Four Categories of Acid-Base Imbalances

  1. Respiratory acidosis: Elevation of pCO_2 as a result of ventilation depression.

  2. Respiratory alkalosis: Depression of pCO_2 as a result of hyperventilation.

  3. Metabolic acidosis: Depression of HCO_3^− or an increase in noncarbonic acids.

  4. Metabolic alkalosis: Elevation of HCO_3^−, usually as a result of an excessive loss of metabolic acids.

Causes of Metabolic Acidosis

  • Lactic acidosis

  • Renal failure

  • Diabetic ketoacidosis

  • Diarrhea

  • Starvation

Metabolic Acidosis Explained

  • Noncarbonic acids increase or bicarbonate (base) is lost from ECF or cannot be regenerated by the kidney.

  • pH drops below 7.35; HCO_3^− drops: less than 24 mEq/L.

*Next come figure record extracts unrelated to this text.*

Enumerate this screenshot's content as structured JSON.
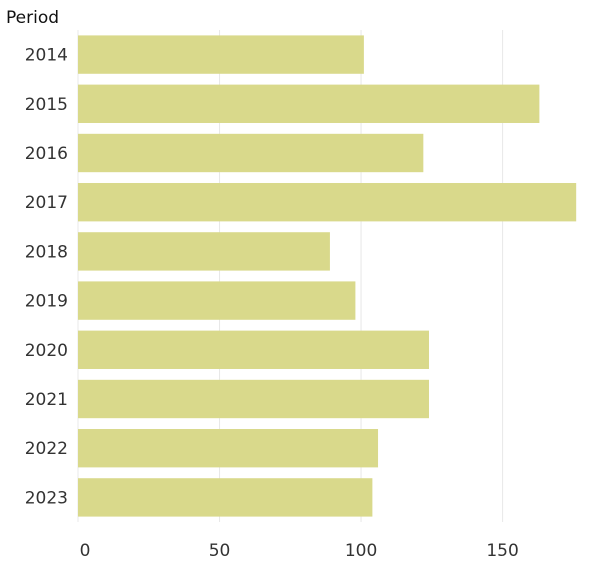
{
  "chart_data": {
    "type": "bar",
    "orientation": "horizontal",
    "y_axis_title": "Period",
    "categories": [
      "2014",
      "2015",
      "2016",
      "2017",
      "2018",
      "2019",
      "2020",
      "2021",
      "2022",
      "2023"
    ],
    "values": [
      101,
      163,
      122,
      176,
      89,
      98,
      124,
      124,
      106,
      104
    ],
    "x_ticks": [
      0,
      50,
      100,
      150
    ],
    "xlim": [
      0,
      183
    ],
    "grid": "vertical",
    "bar_color": "#d9d98b",
    "grid_color": "#e8e8e8"
  }
}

  • Compensation: Hyperventilation and renal excretion of excess acid.

Manifestations and Treatment of Metabolic Acidosis

  • Manifestations: Headache, lethargy, Kussmaul respirations.

  • Treatment:

    • Buffering solution administration.

    • Treat the underlying cause(s).

    • Base administration.

    • Correct sodium and water deficits.

Anion Gap in Metabolic Acidosis

  • Used cautiously to distinguish different types of metabolic acidosis.

  • By rule, anions (−) should equal cations (+).

  • Not all normal anions are routinely measured.